What is your next project? I’ll be working on the Dytin’s Stones series for the foreseeable future.
What genre do you write and why? I don’t feel constrained to a single genre really, I don’t want to be a one-trick-pony as it were. I like to decide on what message I want to convey, or what theme I want to play with, then find a genre that fits. I have written a sci-fi novella and have a few ideas for other genre work. I’m not married to just fantasy books.
What is the last great book you’ve read? All books are great in their own way. Some are great at showing you how not to write something. There’re truly too many great works to name in one interview.

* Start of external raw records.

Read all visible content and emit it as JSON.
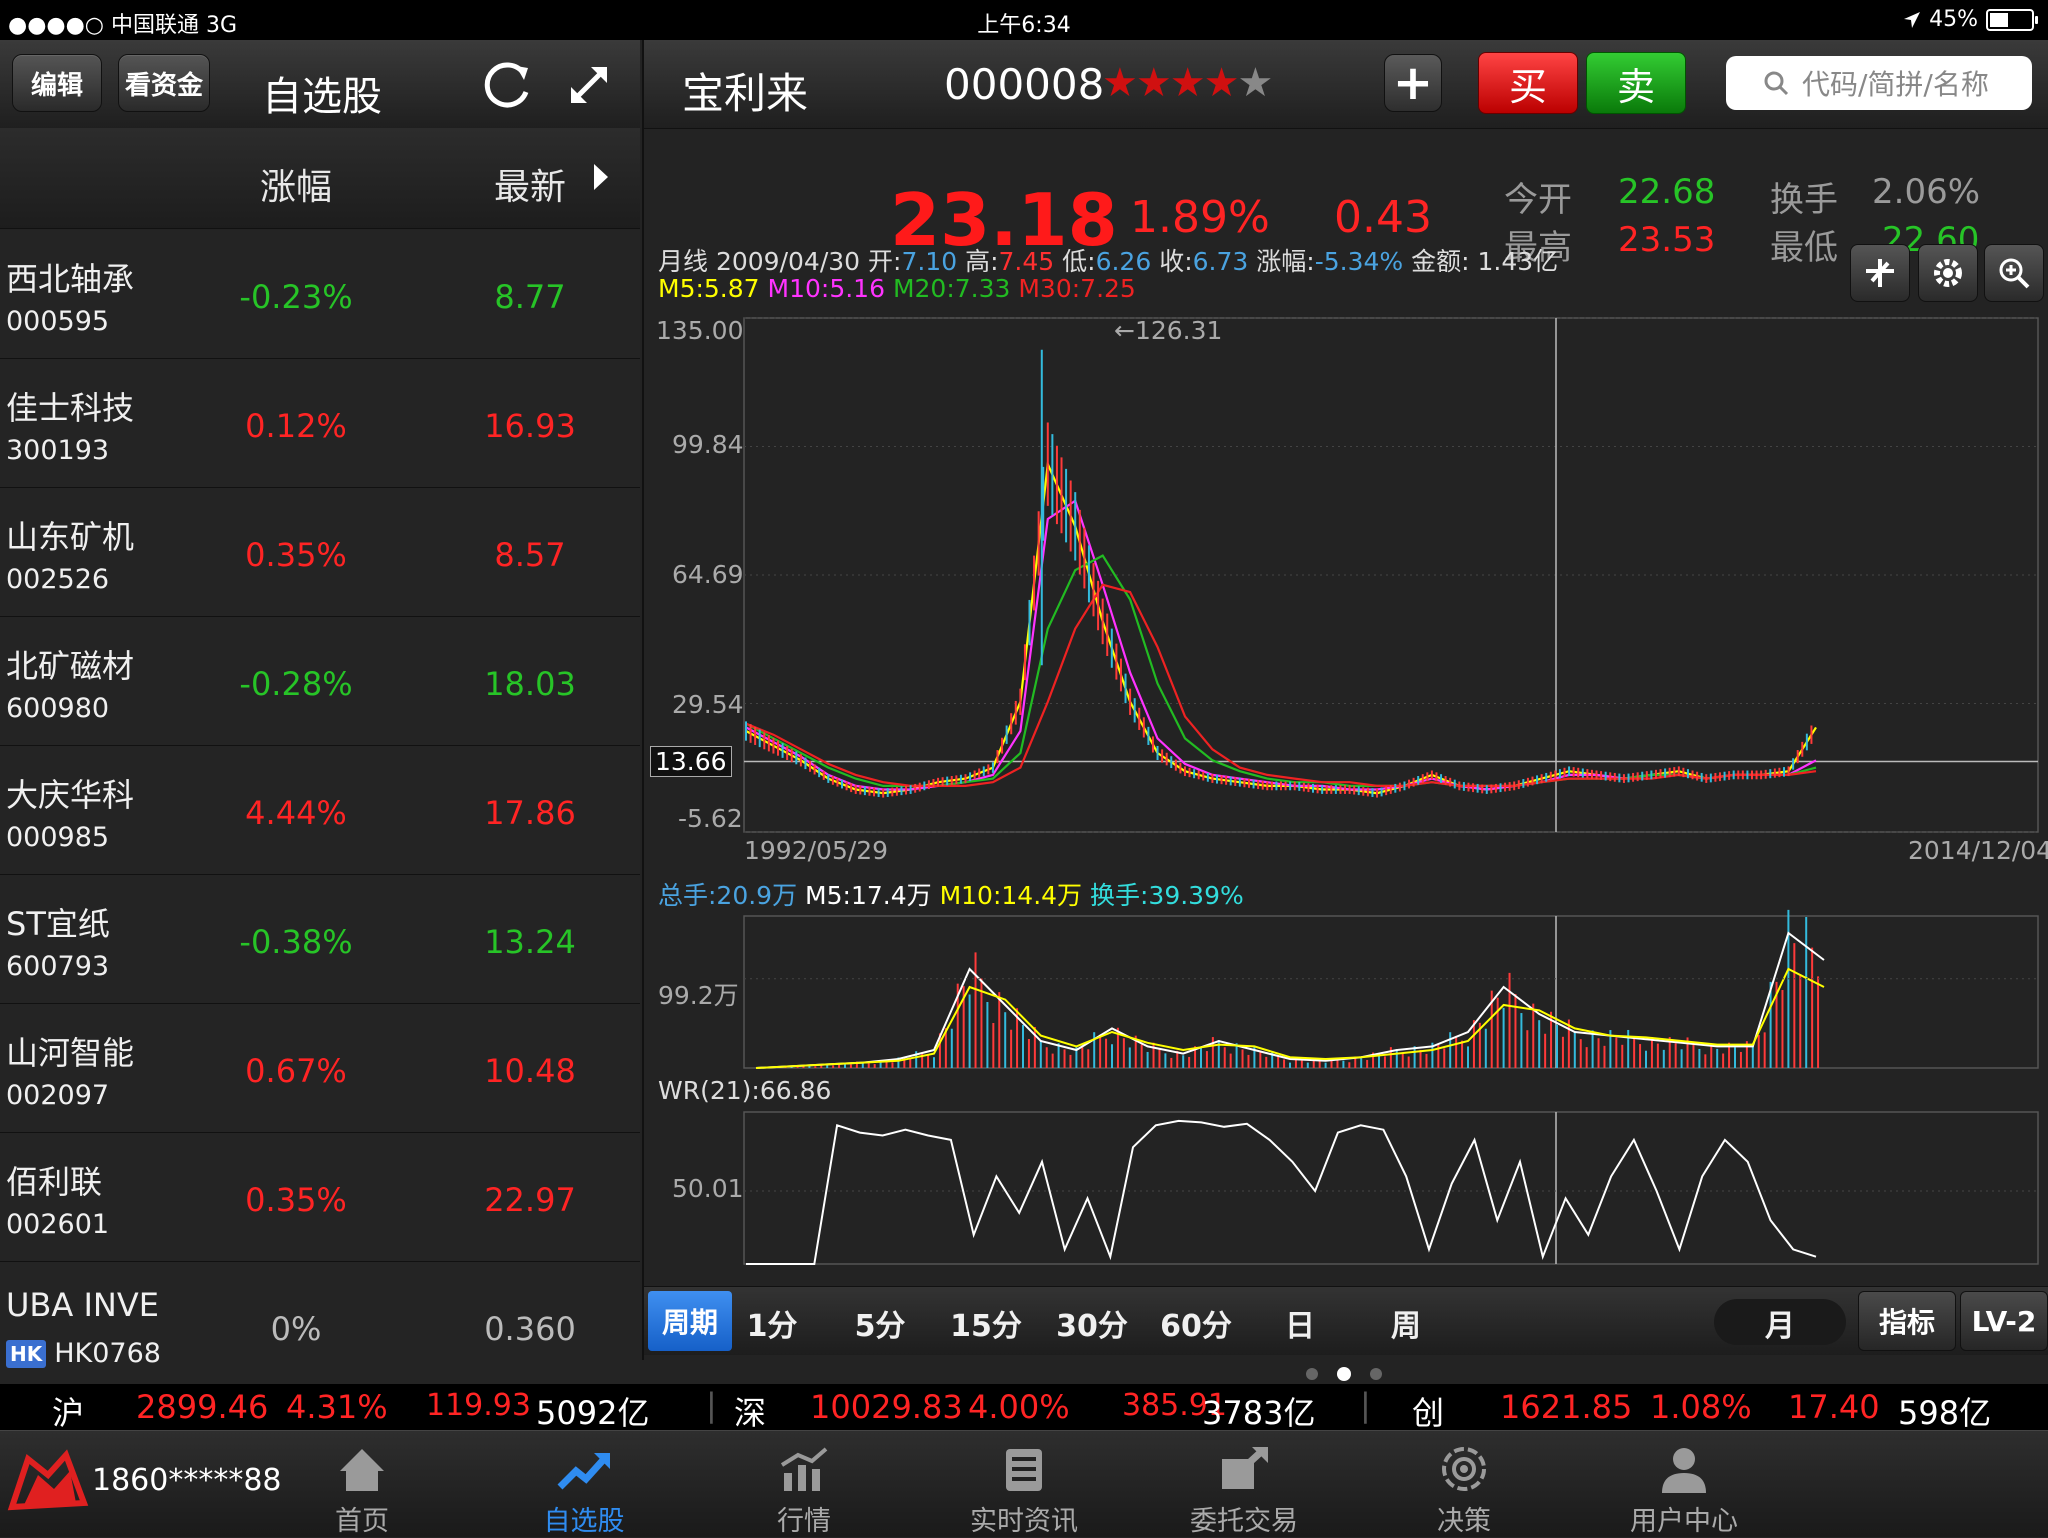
{
  "status_bar": {
    "carrier": "●●●●○ 中国联通  3G",
    "time": "上午6:34",
    "battery": "45%",
    "battery_level": 0.45
  },
  "watchlist": {
    "edit_label": "编辑",
    "funds_label": "看资金",
    "title": "自选股",
    "col_change": "涨幅",
    "col_latest": "最新",
    "rows": [
      {
        "name": "西北轴承",
        "code": "000595",
        "change": "-0.23%",
        "last": "8.77",
        "dir": "down"
      },
      {
        "name": "佳士科技",
        "code": "300193",
        "change": "0.12%",
        "last": "16.93",
        "dir": "up"
      },
      {
        "name": "山东矿机",
        "code": "002526",
        "change": "0.35%",
        "last": "8.57",
        "dir": "up"
      },
      {
        "name": "北矿磁材",
        "code": "600980",
        "change": "-0.28%",
        "last": "18.03",
        "dir": "down"
      },
      {
        "name": "大庆华科",
        "code": "000985",
        "change": "4.44%",
        "last": "17.86",
        "dir": "up"
      },
      {
        "name": "ST宜纸",
        "code": "600793",
        "change": "-0.38%",
        "last": "13.24",
        "dir": "down"
      },
      {
        "name": "山河智能",
        "code": "002097",
        "change": "0.67%",
        "last": "10.48",
        "dir": "up"
      },
      {
        "name": "佰利联",
        "code": "002601",
        "change": "0.35%",
        "last": "22.97",
        "dir": "up"
      },
      {
        "name": "UBA INVE",
        "code": "HK0768",
        "badge": "HK",
        "change": "0%",
        "last": "0.360",
        "dir": "flat"
      }
    ]
  },
  "stock": {
    "name": "宝利来",
    "code": "000008",
    "stars_filled": 4,
    "stars_total": 5,
    "add_label": "+",
    "buy_label": "买",
    "sell_label": "卖",
    "search_placeholder": "代码/简拼/名称",
    "price": "23.18",
    "change_pct": "1.89%",
    "change": "0.43",
    "open_label": "今开",
    "open": "22.68",
    "turnover_label": "换手",
    "turnover": "2.06%",
    "high_label": "最高",
    "high": "23.53",
    "low_label": "最低",
    "low": "22.60"
  },
  "chart_info": {
    "period": "月线",
    "date": "2009/04/30",
    "open_label": "开:",
    "open": "7.10",
    "high_label": "高:",
    "high": "7.45",
    "low_label": "低:",
    "low": "6.26",
    "close_label": "收:",
    "close": "6.73",
    "chg_label": "涨幅:",
    "chg": "-5.34%",
    "amount_label": "金额:",
    "amount": "1.43亿",
    "ma5": "M5:5.87",
    "ma10": "M10:5.16",
    "ma20": "M20:7.33",
    "ma30": "M30:7.25",
    "peak_label": "←126.31",
    "ref_price": "13.66",
    "start_date": "1992/05/29",
    "end_date": "2014/12/04",
    "vol_total": "总手:20.9万",
    "vol_m5": "M5:17.4万",
    "vol_m10": "M10:14.4万",
    "vol_turn": "换手:39.39%",
    "wr_label": "WR(21):66.86"
  },
  "chart_data": [
    {
      "type": "line",
      "title": "",
      "x_range": [
        "1992/05/29",
        "2014/12/04"
      ],
      "y_ticks": [
        135.0,
        99.84,
        64.69,
        29.54,
        13.66,
        -5.62
      ],
      "ylim": [
        -5.62,
        135.0
      ],
      "annotations": [
        {
          "label": "←126.31",
          "value": 126.31
        }
      ],
      "series": [
        {
          "name": "M5",
          "color": "#ffff00",
          "values": [
            22,
            18,
            14,
            9,
            6,
            5,
            6,
            8,
            9,
            12,
            30,
            95,
            78,
            52,
            30,
            16,
            11,
            9,
            8,
            7,
            7,
            6,
            6,
            5,
            7,
            10,
            7,
            6,
            7,
            9,
            11,
            10,
            9,
            10,
            11,
            9,
            10,
            10,
            11,
            23
          ]
        },
        {
          "name": "M10",
          "color": "#ff33ff",
          "values": [
            23,
            19,
            15,
            10,
            7,
            6,
            6,
            7,
            8,
            10,
            22,
            80,
            85,
            62,
            38,
            20,
            13,
            10,
            9,
            8,
            7,
            7,
            6,
            6,
            7,
            9,
            7,
            6,
            7,
            8,
            10,
            10,
            9,
            10,
            10,
            9,
            10,
            10,
            10,
            14
          ]
        },
        {
          "name": "M20",
          "color": "#22bb22",
          "values": [
            24,
            20,
            16,
            12,
            9,
            7,
            7,
            7,
            8,
            9,
            16,
            50,
            66,
            70,
            58,
            35,
            20,
            14,
            11,
            9,
            8,
            8,
            7,
            7,
            7,
            8,
            7,
            7,
            7,
            8,
            9,
            9,
            9,
            10,
            10,
            9,
            10,
            10,
            10,
            12
          ]
        },
        {
          "name": "M30",
          "color": "#ee2222",
          "values": [
            24,
            21,
            17,
            13,
            10,
            8,
            7,
            7,
            7,
            8,
            12,
            30,
            50,
            62,
            60,
            45,
            26,
            17,
            12,
            10,
            9,
            8,
            8,
            7,
            7,
            8,
            7,
            7,
            7,
            8,
            9,
            9,
            9,
            9,
            10,
            9,
            10,
            10,
            10,
            11
          ]
        }
      ]
    },
    {
      "type": "bar",
      "title": "",
      "y_ticks_label": [
        "99.2万"
      ],
      "series": [
        {
          "name": "M5",
          "color": "#ffffff",
          "values": [
            0,
            1,
            2,
            3,
            5,
            10,
            55,
            35,
            15,
            10,
            22,
            12,
            8,
            15,
            10,
            5,
            4,
            6,
            10,
            12,
            20,
            45,
            30,
            20,
            18,
            16,
            14,
            12,
            12,
            75,
            60
          ]
        },
        {
          "name": "M10",
          "color": "#ffff00",
          "values": [
            0,
            1,
            2,
            3,
            4,
            8,
            45,
            38,
            18,
            12,
            20,
            14,
            10,
            13,
            12,
            6,
            5,
            6,
            8,
            10,
            15,
            35,
            32,
            22,
            18,
            17,
            15,
            13,
            13,
            55,
            45
          ]
        }
      ]
    },
    {
      "type": "line",
      "title": "",
      "y_ticks": [
        50.01
      ],
      "series": [
        {
          "name": "WR(21)",
          "color": "#ffffff",
          "values": [
            0,
            0,
            0,
            0,
            95,
            90,
            88,
            92,
            88,
            85,
            20,
            60,
            35,
            70,
            10,
            45,
            5,
            80,
            95,
            98,
            97,
            94,
            96,
            85,
            70,
            50,
            90,
            95,
            92,
            60,
            10,
            55,
            85,
            30,
            70,
            5,
            45,
            20,
            60,
            85,
            50,
            10,
            60,
            85,
            70,
            30,
            10,
            5
          ]
        }
      ]
    }
  ],
  "periods": {
    "period_label": "周期",
    "items": [
      "1分",
      "5分",
      "15分",
      "30分",
      "60分",
      "日",
      "周",
      "月"
    ],
    "selected": "月",
    "indicator_label": "指标",
    "lv2_label": "LV-2"
  },
  "ticker": [
    {
      "name": "沪",
      "value": "2899.46",
      "pct": "4.31%",
      "chg": "119.93",
      "amount": "5092亿"
    },
    {
      "name": "深",
      "value": "10029.83",
      "pct": "4.00%",
      "chg": "385.91",
      "amount": "3783亿"
    },
    {
      "name": "创",
      "value": "1621.85",
      "pct": "1.08%",
      "chg": "17.40",
      "amount": "598亿"
    }
  ],
  "user": {
    "phone": "1860*****88"
  },
  "tabs": [
    {
      "label": "首页",
      "icon": "home-icon"
    },
    {
      "label": "自选股",
      "icon": "trend-icon"
    },
    {
      "label": "行情",
      "icon": "market-chart-icon"
    },
    {
      "label": "实时资讯",
      "icon": "news-icon"
    },
    {
      "label": "委托交易",
      "icon": "trade-icon"
    },
    {
      "label": "决策",
      "icon": "target-icon"
    },
    {
      "label": "用户中心",
      "icon": "user-icon"
    }
  ],
  "colors": {
    "up": "#ff2424",
    "down": "#27c427",
    "active_tab": "#2f8cf0",
    "accent_blue": "#3f8ff0"
  }
}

Do you snack while writing? Favorite snack? Not really, gets the laptop keys all sticky.
Where do you write? Anywhere, Everywhere. I’ve written outside, in an office, in the back of a Humvee in the sands Iraq.
Do you write every day? No, maybe once or twice a week
If you could go back in time, where would you go? I’d like to visit certain major events in history, experience ancient cultures, but I wouldn’t want to live in any other time but now. Better to make our current world into our dream world than to pine for a time that once was.
Favorite travel spot? The Appalachian Mountains.
Favorite dessert? Ice Cream! Mint Chocolate Chip!
If you were stuck on a deserted island, which 3 books would you want with you? “How to survive on a deserted island”, “How to build a raft”, and probably nautical charts.
When surrounded by constant war, the people are starved for a hero. Samuel Gale grew up hearing stories of epic warriors, fantastic sorcerers, and of his father fighting on the front lines. So, when magical spirits call upon him to discover old family secrets, the once farm boy from a sleepy village is thrust into events that will shape the world, and Sam must play a role he doesn’t completely understand. Join him on his adventures through magical ruins, bandit infested woods, and much more. Come see just how incredible the world of Teva can be...
Let’s Get to Know B.C. Johnson This or That
- Waffle fries or curly fries?- curly
- GIF with a hard g or soft g?- soft g, like gum. It’s not peanut butter
- Fantasy or science-fiction? Both!
- Superman or Batman? Both!
- Text message or call? Text
- Pancakes or waffles? Pancakes
- Doctor Who or the Walking Dead? Ew, neither
- TV Shows or movies? Both
- Facebook or Twitter? Facebook
- Alice in Wonderland or Robinson Crusoe? neither
- Being too warm or too cold? Too cold
- Netflix or Hulu? Netflix
- Work Hard or Play Hard? Both
- Passenger or Driver? Driver
- Amusement Park or Day at the Beach? Is the beach crowded?